Panel chair Dr. Kris Lehnhardt, Emergency Medicine faculty at George Washington University Hospital, went over some general known biomedical risks of spaceflight and how a long duration flight would exacerbate or modify those risks. Some of the risks included: space motion sickness, vibration effects, auditory injury from the constant noise astronauts are exposed to during flight operations, psychosocial risk factors from team dynamics and isolation, and possibly the most important factor, making sure the toilet technology works during the entire proposed mission. As Dr. Lehnhardt relayed, a crewmember told him once, “When a toilet is broken on the spacecraft, nothing else matters”
He was followed by Dr. Vince Michaud, NASA’s Deputy Chief Health and Medical Officer who expounded a bit more on the possible risks of a trip to Mars. He focused mostly on the radiation effects of a long flight, which is different than a space station flight because the majority of the flight to Mars will take place outside of the Earth’s protective magnetic field. In Dr. Michaud’s opinion radiation is a mission limiting issue, not a show stopper. In the Q & A after his talk he also spoke about how a private mission to space, such as proposed by Inspiration Mars, wouldn’t have the same radiation limits as a government mission, because the federal regulations only apply to government employees, such as NASA astronauts, not employees of a commercial or philanthropic enterprise in space.
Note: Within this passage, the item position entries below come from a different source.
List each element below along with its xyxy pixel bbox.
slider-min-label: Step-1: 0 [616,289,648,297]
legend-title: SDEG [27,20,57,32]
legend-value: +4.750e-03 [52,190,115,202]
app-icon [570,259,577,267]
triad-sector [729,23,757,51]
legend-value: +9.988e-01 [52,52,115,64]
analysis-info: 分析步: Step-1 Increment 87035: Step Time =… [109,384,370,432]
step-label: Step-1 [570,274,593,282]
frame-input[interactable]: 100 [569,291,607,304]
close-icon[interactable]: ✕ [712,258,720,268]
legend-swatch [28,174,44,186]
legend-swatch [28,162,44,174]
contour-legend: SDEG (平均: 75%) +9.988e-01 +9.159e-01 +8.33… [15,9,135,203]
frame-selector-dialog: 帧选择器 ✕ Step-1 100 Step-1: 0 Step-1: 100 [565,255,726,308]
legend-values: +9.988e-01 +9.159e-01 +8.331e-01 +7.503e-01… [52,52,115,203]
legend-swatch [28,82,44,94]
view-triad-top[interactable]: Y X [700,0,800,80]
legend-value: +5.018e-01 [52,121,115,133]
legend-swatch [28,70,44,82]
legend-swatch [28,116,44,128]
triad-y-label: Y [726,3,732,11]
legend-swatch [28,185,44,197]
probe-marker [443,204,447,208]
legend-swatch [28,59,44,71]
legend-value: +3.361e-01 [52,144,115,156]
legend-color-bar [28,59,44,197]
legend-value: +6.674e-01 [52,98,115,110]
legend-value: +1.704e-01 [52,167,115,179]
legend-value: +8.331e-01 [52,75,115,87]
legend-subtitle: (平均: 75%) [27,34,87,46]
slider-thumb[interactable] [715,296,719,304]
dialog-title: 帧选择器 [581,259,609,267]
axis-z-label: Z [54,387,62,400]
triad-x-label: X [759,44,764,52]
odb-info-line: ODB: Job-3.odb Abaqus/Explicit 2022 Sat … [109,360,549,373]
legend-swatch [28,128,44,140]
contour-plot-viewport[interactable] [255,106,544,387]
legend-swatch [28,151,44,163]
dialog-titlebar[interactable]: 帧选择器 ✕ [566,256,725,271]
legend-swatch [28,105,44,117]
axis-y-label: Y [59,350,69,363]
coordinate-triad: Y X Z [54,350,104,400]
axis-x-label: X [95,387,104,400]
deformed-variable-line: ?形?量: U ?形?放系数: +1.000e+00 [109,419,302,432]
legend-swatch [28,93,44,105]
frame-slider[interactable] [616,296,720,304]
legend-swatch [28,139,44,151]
He also discussed extended duration medical issues such as bone loss and vision loss. A fair amount of his talk was devoted to the recently released Institute of Medicine report on the ethical issues of an extended duration mission which gave some guidelines about how to balance the risks of the journey with the benefits of exploration. As Dr. Michaud puts it, “We are going to have to ask people to take risks to explore.”
Bill Paloski, NASA Human Research Program (HRP) Manager, started his talk by explaining that he had about $160 million a year budget that he could disburse among about 200 grantees to try and reduce the previously mentioned risks, which he felt also included altered light cycles and closed environment issues. As the researcher on the panel he elaborated on the strategy HRP is using to categorize the risks of long-term spaceflight, which is then used to develop targeted countermeasures. Paloski groups risks by features of long-term spaceflight; the altered gravitational environment, isolation and altered light/dark cycles that come from a small group of individuals living in a fully mechanical environment, closed environment issues dealing with food and resource recycling, increased radiation, and distance from Earth limiting the degree of rescue or repair that can be attempted.
The last speaker was Michael Lopez-Alegria, President of the Commercial Spaceflight Federation (CSF) and a former NASA Astronaut with the longest ISS mission so far by an American, soon to be surpassed by the year long mission of Scott Kelley and Russian Cosmonaut Mikhail Kornienko. Speaking about his seven months on the ISS, he felt that the isolation the crews will experience on their multi-year mission to Mars will have a much larger effect than is seen on current ISS crews, who can actually pick up a phone on the station most of the time and call whoever they want. This wouldn’t be possible on a mission to Mars with distances large enough to cause a several-minute delay in voice or video communication. To rectify this, and address most of the medical issues the panel had discussed, Lopez-Alegria felt that the best solution would come from better propulsion, reducing the total length of the trip. In an interview with Medgadget following the panel, Lopez-Alegria said that, at the moment, the CSF has a pretty limited involvement in a Mars mission, since all the proposed missions are either government run or philanthropic endeavors, such as Inspiration Mars. CSF is mostly focused on Low Earth Orbit attempts, both human and robotic. However, the CSF does have a few companies attempting to do lunar missions. In terms of medical standards for the commercial spaceflight industry, the CSF is hopeful for an “informed consent” process, where as long as the spaceflight participant is aware of the risks involved in the flight, the FAA (or NASA) won’t have any regulations preventing whoever wants to fly from going.
The panel ended on a hopeful note, with the participants claiming that, in their opinion, the medical and health problems they considered the most significant for a mission to Mars were all solvable.